Extrait du « Figaro » du 29.11.06 : « Franchir la barrière intellectuelle »

Les écoles multiplient les actions vers les lycées de zone défavorisée. Sciences po donnait le ton en 2001 en signant les premières conventions de partenariat avec des lycées de ZEP.
Isabelle et Christophe ont participé au programme « Une prépa, une grande école, pourquoi pas moi ? » initié en janvier 2003 par l’Essec. Un tuteur volontaire de l’école a accompagné durant trois ans ces lycéens issus de milieux modestes, afin d’accroître leurs chances de poursuivre des études supérieures ambitieuses, et de favoriser leur accès aux grandes écoles.
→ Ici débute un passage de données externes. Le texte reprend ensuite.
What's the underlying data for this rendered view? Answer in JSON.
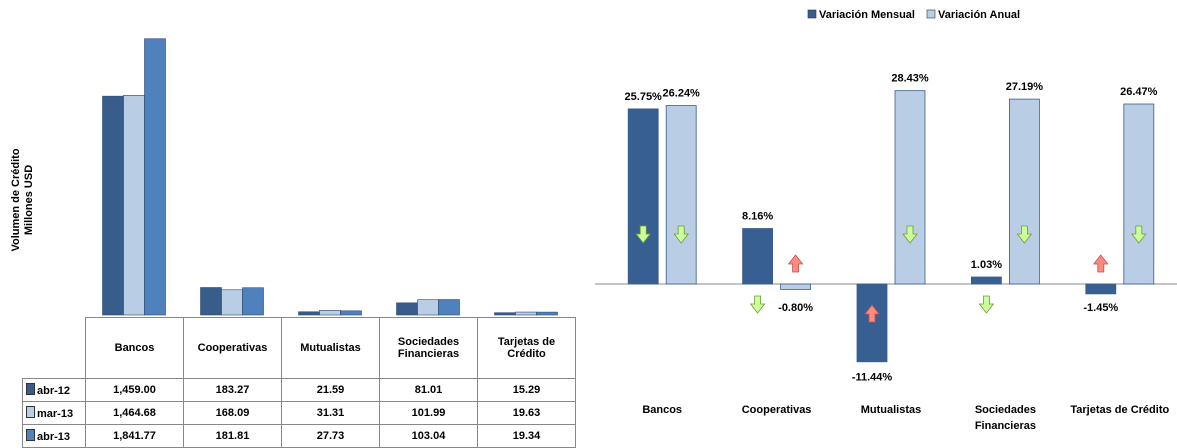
{
  "chart_data": [
    {
      "type": "bar",
      "y_label": [
        "Volumen de Crédito",
        "Millones USD"
      ],
      "categories": [
        "Bancos",
        "Cooperativas",
        "Mutualistas",
        "Sociedades Financieras",
        "Tarjetas de Crédito"
      ],
      "series": [
        {
          "name": "abr-12",
          "color": "#385d8a",
          "values": [
            1459.0,
            183.27,
            21.59,
            81.01,
            15.29
          ],
          "value_labels": [
            "1,459.00",
            "183.27",
            "21.59",
            "81.01",
            "15.29"
          ]
        },
        {
          "name": "mar-13",
          "color": "#b9cde5",
          "values": [
            1464.68,
            168.09,
            31.31,
            101.99,
            19.63
          ],
          "value_labels": [
            "1,464.68",
            "168.09",
            "31.31",
            "101.99",
            "19.63"
          ]
        },
        {
          "name": "abr-13",
          "color": "#4f81bd",
          "values": [
            1841.77,
            181.81,
            27.73,
            103.04,
            19.34
          ],
          "value_labels": [
            "1,841.77",
            "181.81",
            "27.73",
            "103.04",
            "19.34"
          ]
        }
      ],
      "ylim": [
        0,
        1900
      ],
      "data_table": true
    },
    {
      "type": "bar",
      "categories": [
        "Bancos",
        "Cooperativas",
        "Mutualistas",
        "Sociedades Financieras",
        "Tarjetas de Crédito"
      ],
      "series": [
        {
          "name": "Variación Mensual",
          "color": "#375f92",
          "values": [
            25.75,
            8.16,
            -11.44,
            1.03,
            -1.45
          ],
          "value_labels": [
            "25.75%",
            "8.16%",
            "-11.44%",
            "1.03%",
            "-1.45%"
          ]
        },
        {
          "name": "Variación Anual",
          "color": "#b9cde5",
          "values": [
            26.24,
            -0.8,
            28.43,
            27.19,
            26.47
          ],
          "value_labels": [
            "26.24%",
            "-0.80%",
            "28.43%",
            "27.19%",
            "26.47%"
          ]
        }
      ],
      "ylim": [
        -15,
        35
      ],
      "legend": "top",
      "trend_arrows": true
    }
  ]
}
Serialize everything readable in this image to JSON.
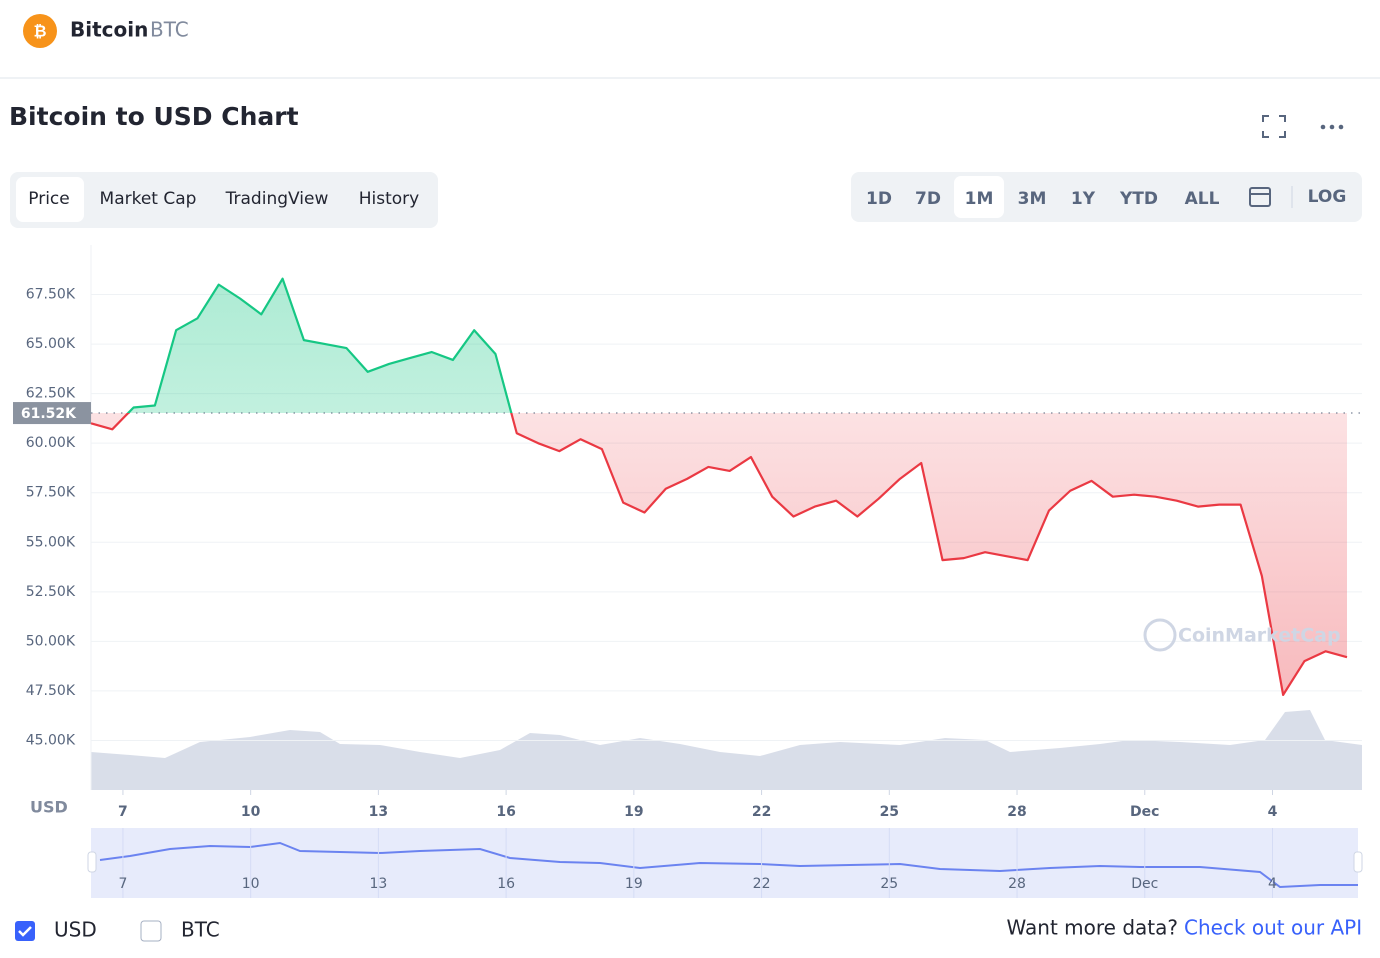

Isabelle et Christophe font partie de la première promotion, qui comptait 23 lycéens. Durant leur scolarité au lycée Galilée de Cergy-Pontoise, l’un des huit établissements partenaires de l’opération, ils ont ainsi bénéficié de trois heures de tutorat hebdomadaires. Au menu : apprentissage des méthodes de travail, culture G mais aussi atelier théâtre ou visites de musées.

Isabelle, 19 ans, en licence 1 Economie-anglais à l’université de Cergy-Pontoise. « Le tutorat m’a permis de franchir la barrière intellectuelle qui sépare les étudiants de milieux modestes de ceux des prépas et des grandes écoles. C’est d’abord dû au tuteur, qui « désacralise » l’univers des grandes écoles, sur lequel on a souvent des préjugés du genre « ils sont tous issus de la bourgeoisie ». S’il y avait une leçon à retenir, c’est que l’on peut réussir grâce à notre travail, à condition de faire les bons choix d’orientation.

Hormis leur apport intellectuel, les séances de tutorat m’ont appris à être à l’aise à l’oral, à savoir m’exprimer. C’est un aspect que j’ai beaucoup travaillé, notamment grâce aux cours de théâtre. Après le lycée, j’ai tenté les prépas à Paris ou à Vanves. Il faut compter quatre heures de transport aller retour pour y aller, et je n’ai pu obtenir de place en internat. Mon père est ouvrier, ma mère femme au foyer, et ce n’était pas envisageable de louer un appartement. J’ai opté pour le cursus Economie-anglais de la fac de Cergy. Je compte tenter plus tard le concours des grandes écoles comme l’Essec, HEC ou EM Lyon. Grâce à mon tuteur, j’ai appris que c’était possible de les intégrer en passant par la fac. »

« Au lycée, on passait pour les bosseurs de service ». Christophe, 17 ans et demi, en prépa PCSI au lycée Saint-Louis (Paris). « Le tutorat m’a d’abord appris une méthode de travail, mais il m’a aussi permis de développer ma culture et ma curiosité. Chaque semaine, le mercredi après-midi, nous faisions le point sur l’actualité. J’ai appris à diversifier mes sources, mes lectures, et à décortiquer les événements, à aller plus loin que ce que l’on voit à la télé. J’appréciais aussi les sorties au théâtre ou au musée.
Les tuteurs s’investissaient réellement et ne comptaient pas leurs heures. Ils nous ont même emmenés en voiture visiter une exposition sur les impressionnistes tout un samedi après-midi ! Au lycée, les élèves qui suivaient le programme « une grande école » étaient perçus comme les « bosseurs » de service. Le mercredi après-midi, quand les autres jouaient au foot ou à la console, j’avais mes séances de tutorat.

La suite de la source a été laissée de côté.